♧ 18 ♣

42 4 0
                                    

Yardım çığlıklarının en tiz haliydi Leo'nun bakışları. Bense söndüremediğim bu yangını güçlendiriyordum. Kendimden emin duruyordum. Çok iyi rol yapan bir şarlatan olduğumu kimse inkar edemez. Aslında nabzım oldukça yüksekti, soğuk terler akıtıyordum. Evlenirken hep mutlu ve en güzel zamanlarımın olacağını düşünmüşümdür ama şu an kral kadar zengin olan Batıkent'in yöneticisi Hemdev ile buluşmaya gidiyordum.

Yanımda Leo, Alex, Lina ve birkaç görevli daha vardı. Gilly'i bu gerilimli ortama sokmak istememiştim ve sarayda birisinin kalıp etrafa göz kulak olması gerekiyordu. Alex üç saatlik bir yolculuk olacağını söylemişti ve ilk saati oldukça sessiz, gergin geçmişti. Herkes kafamda bir plan olduğunu düşünüyordu ama plansızdım.

Hemdev'e misafirlik mektubu dün ulaşmıştı. Kendisi kralın cenazesine o sıralarda yakalandığı hastalığından ötürü katılamamış ve vekilini yollamıştı. Bu işin içinde bir bit yeniğinin olduğunun farkındaydım. Cenazeye bilerek isteyerek gelmediğini biliyordum ama bana da ilgi göstermiyordu. Onunla evlenme gibi bir niyetim yoktu ama gerçekleri uzaktan öğrenemeyeceğim için ayaklarına kadar teşrif ediyordum.

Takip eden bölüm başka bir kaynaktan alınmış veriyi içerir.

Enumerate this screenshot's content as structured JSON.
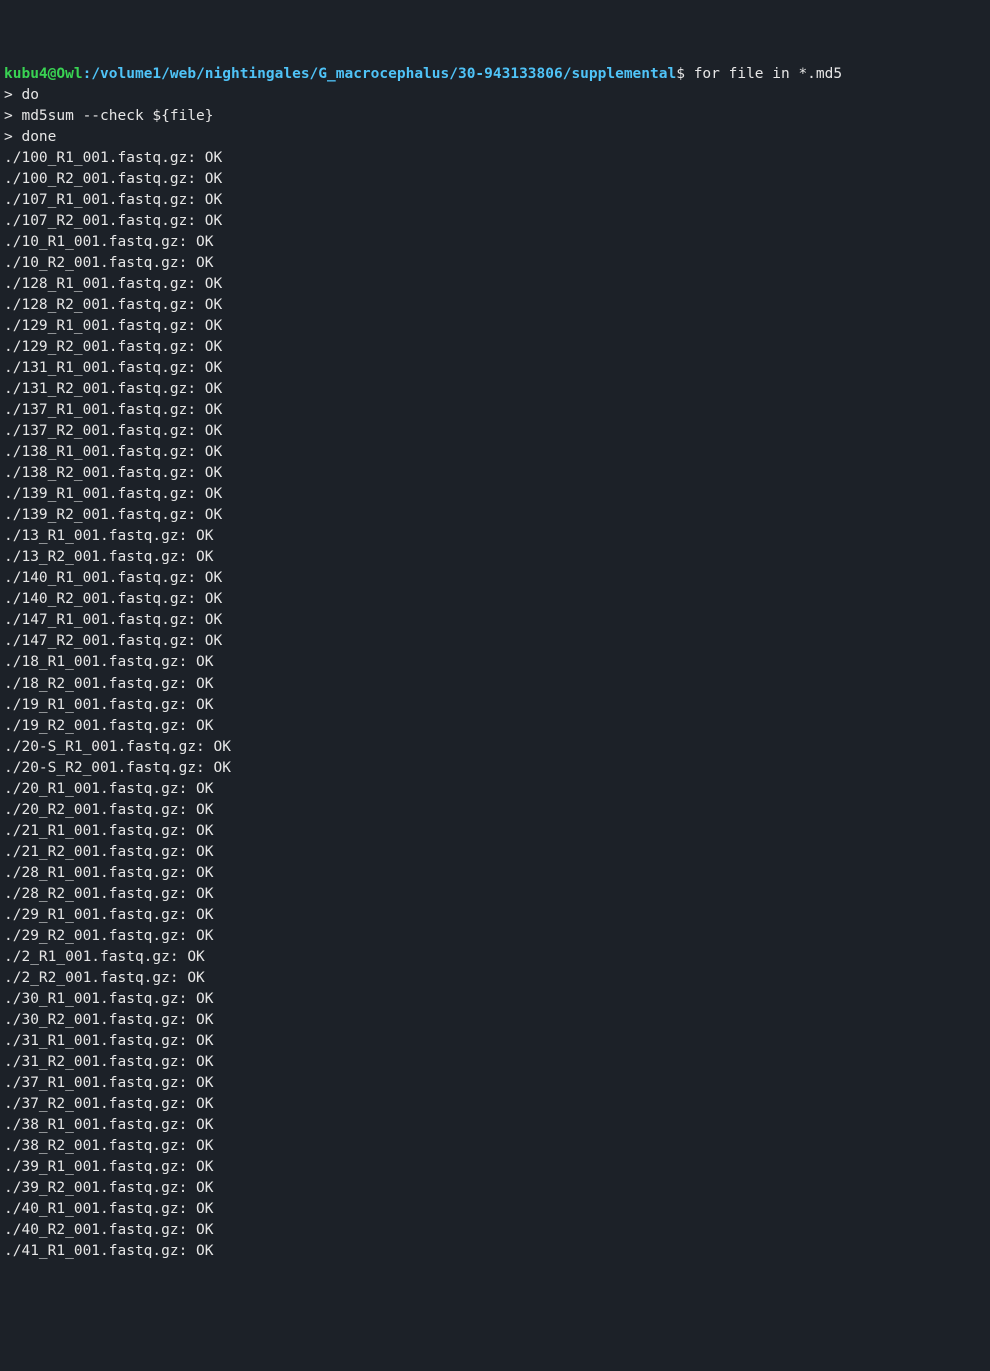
{
  "prompt": {
    "user": "kubu4@Owl",
    "colon": ":",
    "path": "/volume1/web/nightingales/G_macrocephalus/30-943133806/supplemental",
    "dollar": "$",
    "command": "for file in *.md5"
  },
  "continuations": [
    "> do",
    "> md5sum --check ${file}",
    "> done"
  ],
  "output": [
    "./100_R1_001.fastq.gz: OK",
    "./100_R2_001.fastq.gz: OK",
    "./107_R1_001.fastq.gz: OK",
    "./107_R2_001.fastq.gz: OK",
    "./10_R1_001.fastq.gz: OK",
    "./10_R2_001.fastq.gz: OK",
    "./128_R1_001.fastq.gz: OK",
    "./128_R2_001.fastq.gz: OK",
    "./129_R1_001.fastq.gz: OK",
    "./129_R2_001.fastq.gz: OK",
    "./131_R1_001.fastq.gz: OK",
    "./131_R2_001.fastq.gz: OK",
    "./137_R1_001.fastq.gz: OK",
    "./137_R2_001.fastq.gz: OK",
    "./138_R1_001.fastq.gz: OK",
    "./138_R2_001.fastq.gz: OK",
    "./139_R1_001.fastq.gz: OK",
    "./139_R2_001.fastq.gz: OK",
    "./13_R1_001.fastq.gz: OK",
    "./13_R2_001.fastq.gz: OK",
    "./140_R1_001.fastq.gz: OK",
    "./140_R2_001.fastq.gz: OK",
    "./147_R1_001.fastq.gz: OK",
    "./147_R2_001.fastq.gz: OK",
    "./18_R1_001.fastq.gz: OK",
    "./18_R2_001.fastq.gz: OK",
    "./19_R1_001.fastq.gz: OK",
    "./19_R2_001.fastq.gz: OK",
    "./20-S_R1_001.fastq.gz: OK",
    "./20-S_R2_001.fastq.gz: OK",
    "./20_R1_001.fastq.gz: OK",
    "./20_R2_001.fastq.gz: OK",
    "./21_R1_001.fastq.gz: OK",
    "./21_R2_001.fastq.gz: OK",
    "./28_R1_001.fastq.gz: OK",
    "./28_R2_001.fastq.gz: OK",
    "./29_R1_001.fastq.gz: OK",
    "./29_R2_001.fastq.gz: OK",
    "./2_R1_001.fastq.gz: OK",
    "./2_R2_001.fastq.gz: OK",
    "./30_R1_001.fastq.gz: OK",
    "./30_R2_001.fastq.gz: OK",
    "./31_R1_001.fastq.gz: OK",
    "./31_R2_001.fastq.gz: OK",
    "./37_R1_001.fastq.gz: OK",
    "./37_R2_001.fastq.gz: OK",
    "./38_R1_001.fastq.gz: OK",
    "./38_R2_001.fastq.gz: OK",
    "./39_R1_001.fastq.gz: OK",
    "./39_R2_001.fastq.gz: OK",
    "./40_R1_001.fastq.gz: OK",
    "./40_R2_001.fastq.gz: OK",
    "./41_R1_001.fastq.gz: OK"
  ]
}
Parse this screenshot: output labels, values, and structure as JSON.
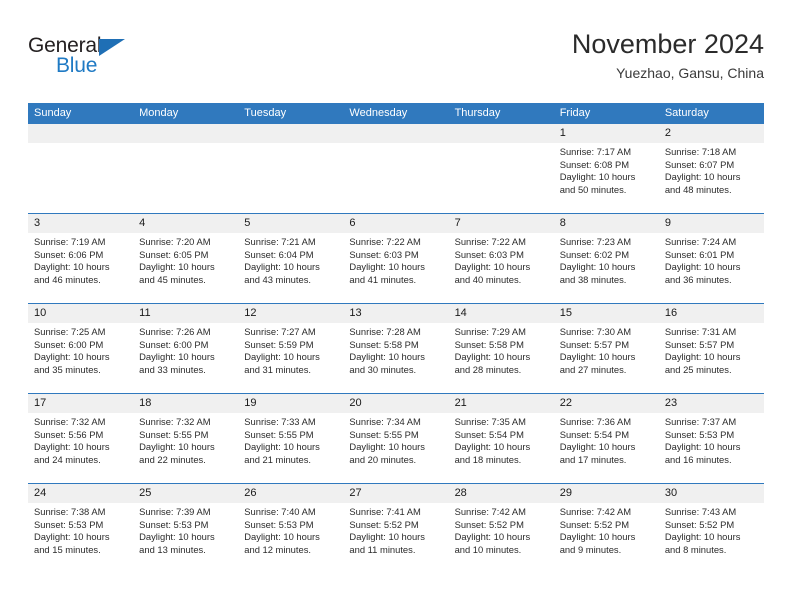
{
  "logo": {
    "word1": "General",
    "word2": "Blue",
    "triangle_icon": "triangle-icon",
    "blue": "#1f7ac4"
  },
  "header": {
    "title": "November 2024",
    "subtitle": "Yuezhao, Gansu, China"
  },
  "colors": {
    "header_blue": "#3079be",
    "date_band": "#f0f0f0",
    "text": "#2b2b2b"
  },
  "weekdays": [
    "Sunday",
    "Monday",
    "Tuesday",
    "Wednesday",
    "Thursday",
    "Friday",
    "Saturday"
  ],
  "labels": {
    "sunrise": "Sunrise:",
    "sunset": "Sunset:",
    "daylight": "Daylight:"
  },
  "weeks": [
    [
      {
        "date": "",
        "sunrise": "",
        "sunset": "",
        "daylight": "",
        "daylight2": ""
      },
      {
        "date": "",
        "sunrise": "",
        "sunset": "",
        "daylight": "",
        "daylight2": ""
      },
      {
        "date": "",
        "sunrise": "",
        "sunset": "",
        "daylight": "",
        "daylight2": ""
      },
      {
        "date": "",
        "sunrise": "",
        "sunset": "",
        "daylight": "",
        "daylight2": ""
      },
      {
        "date": "",
        "sunrise": "",
        "sunset": "",
        "daylight": "",
        "daylight2": ""
      },
      {
        "date": "1",
        "sunrise": "Sunrise: 7:17 AM",
        "sunset": "Sunset: 6:08 PM",
        "daylight": "Daylight: 10 hours",
        "daylight2": "and 50 minutes."
      },
      {
        "date": "2",
        "sunrise": "Sunrise: 7:18 AM",
        "sunset": "Sunset: 6:07 PM",
        "daylight": "Daylight: 10 hours",
        "daylight2": "and 48 minutes."
      }
    ],
    [
      {
        "date": "3",
        "sunrise": "Sunrise: 7:19 AM",
        "sunset": "Sunset: 6:06 PM",
        "daylight": "Daylight: 10 hours",
        "daylight2": "and 46 minutes."
      },
      {
        "date": "4",
        "sunrise": "Sunrise: 7:20 AM",
        "sunset": "Sunset: 6:05 PM",
        "daylight": "Daylight: 10 hours",
        "daylight2": "and 45 minutes."
      },
      {
        "date": "5",
        "sunrise": "Sunrise: 7:21 AM",
        "sunset": "Sunset: 6:04 PM",
        "daylight": "Daylight: 10 hours",
        "daylight2": "and 43 minutes."
      },
      {
        "date": "6",
        "sunrise": "Sunrise: 7:22 AM",
        "sunset": "Sunset: 6:03 PM",
        "daylight": "Daylight: 10 hours",
        "daylight2": "and 41 minutes."
      },
      {
        "date": "7",
        "sunrise": "Sunrise: 7:22 AM",
        "sunset": "Sunset: 6:03 PM",
        "daylight": "Daylight: 10 hours",
        "daylight2": "and 40 minutes."
      },
      {
        "date": "8",
        "sunrise": "Sunrise: 7:23 AM",
        "sunset": "Sunset: 6:02 PM",
        "daylight": "Daylight: 10 hours",
        "daylight2": "and 38 minutes."
      },
      {
        "date": "9",
        "sunrise": "Sunrise: 7:24 AM",
        "sunset": "Sunset: 6:01 PM",
        "daylight": "Daylight: 10 hours",
        "daylight2": "and 36 minutes."
      }
    ],
    [
      {
        "date": "10",
        "sunrise": "Sunrise: 7:25 AM",
        "sunset": "Sunset: 6:00 PM",
        "daylight": "Daylight: 10 hours",
        "daylight2": "and 35 minutes."
      },
      {
        "date": "11",
        "sunrise": "Sunrise: 7:26 AM",
        "sunset": "Sunset: 6:00 PM",
        "daylight": "Daylight: 10 hours",
        "daylight2": "and 33 minutes."
      },
      {
        "date": "12",
        "sunrise": "Sunrise: 7:27 AM",
        "sunset": "Sunset: 5:59 PM",
        "daylight": "Daylight: 10 hours",
        "daylight2": "and 31 minutes."
      },
      {
        "date": "13",
        "sunrise": "Sunrise: 7:28 AM",
        "sunset": "Sunset: 5:58 PM",
        "daylight": "Daylight: 10 hours",
        "daylight2": "and 30 minutes."
      },
      {
        "date": "14",
        "sunrise": "Sunrise: 7:29 AM",
        "sunset": "Sunset: 5:58 PM",
        "daylight": "Daylight: 10 hours",
        "daylight2": "and 28 minutes."
      },
      {
        "date": "15",
        "sunrise": "Sunrise: 7:30 AM",
        "sunset": "Sunset: 5:57 PM",
        "daylight": "Daylight: 10 hours",
        "daylight2": "and 27 minutes."
      },
      {
        "date": "16",
        "sunrise": "Sunrise: 7:31 AM",
        "sunset": "Sunset: 5:57 PM",
        "daylight": "Daylight: 10 hours",
        "daylight2": "and 25 minutes."
      }
    ],
    [
      {
        "date": "17",
        "sunrise": "Sunrise: 7:32 AM",
        "sunset": "Sunset: 5:56 PM",
        "daylight": "Daylight: 10 hours",
        "daylight2": "and 24 minutes."
      },
      {
        "date": "18",
        "sunrise": "Sunrise: 7:32 AM",
        "sunset": "Sunset: 5:55 PM",
        "daylight": "Daylight: 10 hours",
        "daylight2": "and 22 minutes."
      },
      {
        "date": "19",
        "sunrise": "Sunrise: 7:33 AM",
        "sunset": "Sunset: 5:55 PM",
        "daylight": "Daylight: 10 hours",
        "daylight2": "and 21 minutes."
      },
      {
        "date": "20",
        "sunrise": "Sunrise: 7:34 AM",
        "sunset": "Sunset: 5:55 PM",
        "daylight": "Daylight: 10 hours",
        "daylight2": "and 20 minutes."
      },
      {
        "date": "21",
        "sunrise": "Sunrise: 7:35 AM",
        "sunset": "Sunset: 5:54 PM",
        "daylight": "Daylight: 10 hours",
        "daylight2": "and 18 minutes."
      },
      {
        "date": "22",
        "sunrise": "Sunrise: 7:36 AM",
        "sunset": "Sunset: 5:54 PM",
        "daylight": "Daylight: 10 hours",
        "daylight2": "and 17 minutes."
      },
      {
        "date": "23",
        "sunrise": "Sunrise: 7:37 AM",
        "sunset": "Sunset: 5:53 PM",
        "daylight": "Daylight: 10 hours",
        "daylight2": "and 16 minutes."
      }
    ],
    [
      {
        "date": "24",
        "sunrise": "Sunrise: 7:38 AM",
        "sunset": "Sunset: 5:53 PM",
        "daylight": "Daylight: 10 hours",
        "daylight2": "and 15 minutes."
      },
      {
        "date": "25",
        "sunrise": "Sunrise: 7:39 AM",
        "sunset": "Sunset: 5:53 PM",
        "daylight": "Daylight: 10 hours",
        "daylight2": "and 13 minutes."
      },
      {
        "date": "26",
        "sunrise": "Sunrise: 7:40 AM",
        "sunset": "Sunset: 5:53 PM",
        "daylight": "Daylight: 10 hours",
        "daylight2": "and 12 minutes."
      },
      {
        "date": "27",
        "sunrise": "Sunrise: 7:41 AM",
        "sunset": "Sunset: 5:52 PM",
        "daylight": "Daylight: 10 hours",
        "daylight2": "and 11 minutes."
      },
      {
        "date": "28",
        "sunrise": "Sunrise: 7:42 AM",
        "sunset": "Sunset: 5:52 PM",
        "daylight": "Daylight: 10 hours",
        "daylight2": "and 10 minutes."
      },
      {
        "date": "29",
        "sunrise": "Sunrise: 7:42 AM",
        "sunset": "Sunset: 5:52 PM",
        "daylight": "Daylight: 10 hours",
        "daylight2": "and 9 minutes."
      },
      {
        "date": "30",
        "sunrise": "Sunrise: 7:43 AM",
        "sunset": "Sunset: 5:52 PM",
        "daylight": "Daylight: 10 hours",
        "daylight2": "and 8 minutes."
      }
    ]
  ]
}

Bunun ileride bana yardımının olacağını biliyorum çünkü hedefim buradan sonra hemen eve dönmeyi kapsamıyor. Biraz gezip bir ülke nasıl yönetilir bunu öğrenmek istiyorum. Oturup kalan mirası da yiyebilirdim ama sahne burada oynamam için bana göz kırpıyor ve ben bu rol için doğdum.

Kafama takılan şu ki; Hemdev tahmin ettiğim gibi kötü biri çıkarsa ne yapacaktım? Beni misafirlikteyken öldüremezdi ama kuyumu kazmak için her şeyi yapacaktı. Risk almadan hayat yaşayamazsın Mahperi.

Devam et.

Biraz yalnız kalıp anksiyetemi hafifletmek için odama çekildim. Mekik dokurken kapım çaldı.

''Şimdi olmaz, Leo.''

Onun yalvarmasından daha önemli bir işim vardı. Tabii evlenmeye gidiyorum diyip ona gerçeği anlatmayıp işkence etmek de benim acımı çıkarma yöntemimdi. Gerçi kimse gidişimdeki gerçek niyetimi bilmiyordu. Özellikle saklamıştım çünkü buradaki teknoloji zihninizdeki bilgileri bile alıp paylaşabilirdi.

''Benim, Alex.''

Yalnız kalmak istiyordum ama Alex'i içeri aldım. Hemdev'in yanına gitmeden önce belki bana önemli bilgiler ya da uyarılırda bulunabilirdi.

''İçeri gir,'' diyerek seslendim.

''Prenses,'' dedi ve kapının yanındaki ekrana dokundu. ''Böyle yaparak kimin geldiğini öğrenebilirsiniz.''

Sabırlıydı çünkü bunu bana daha önce birkaç kez gösterdiğini hemen anımsamıştım. Ve sürekli bir şeyleri tekrarlayıp bana öğretmekten hiç üşenmiyor aksine gurur duyuyordu.

''Evet, öyle yapılıyordu. Unutmuşum,'' dedim ağzımda geveleyerek.

''Önemli değil, çok yol kat ettiniz.''

''Sen neden gelmiştin Alex?''

Yalnız kalmak için sabırsızlanıyordum çünkü şu an kendime en iyi gelebilecek şey yine bendim. Nefesimi kontrol altında tutuyordum korkularımı kimse görmesin diye.

''Sorun Leo,'' dedi bir çırpıda.

''Ne olmuş ona?''

''Bizimle gelmesinin doğru olmadığını düşünüyorum,'' dediğinde içimdeki kibirli bir insanın hemen cevap vermek için uyandığını sezdim ve onu baskıladım.

''Uygun olmadığını sana düşündüren nedir?''

Kendinden emin bir şekilde konuşmaya başladı. Saçlarının yarısını toplamıştı ve bu yüzünü daha erkeksi gösteriyordu.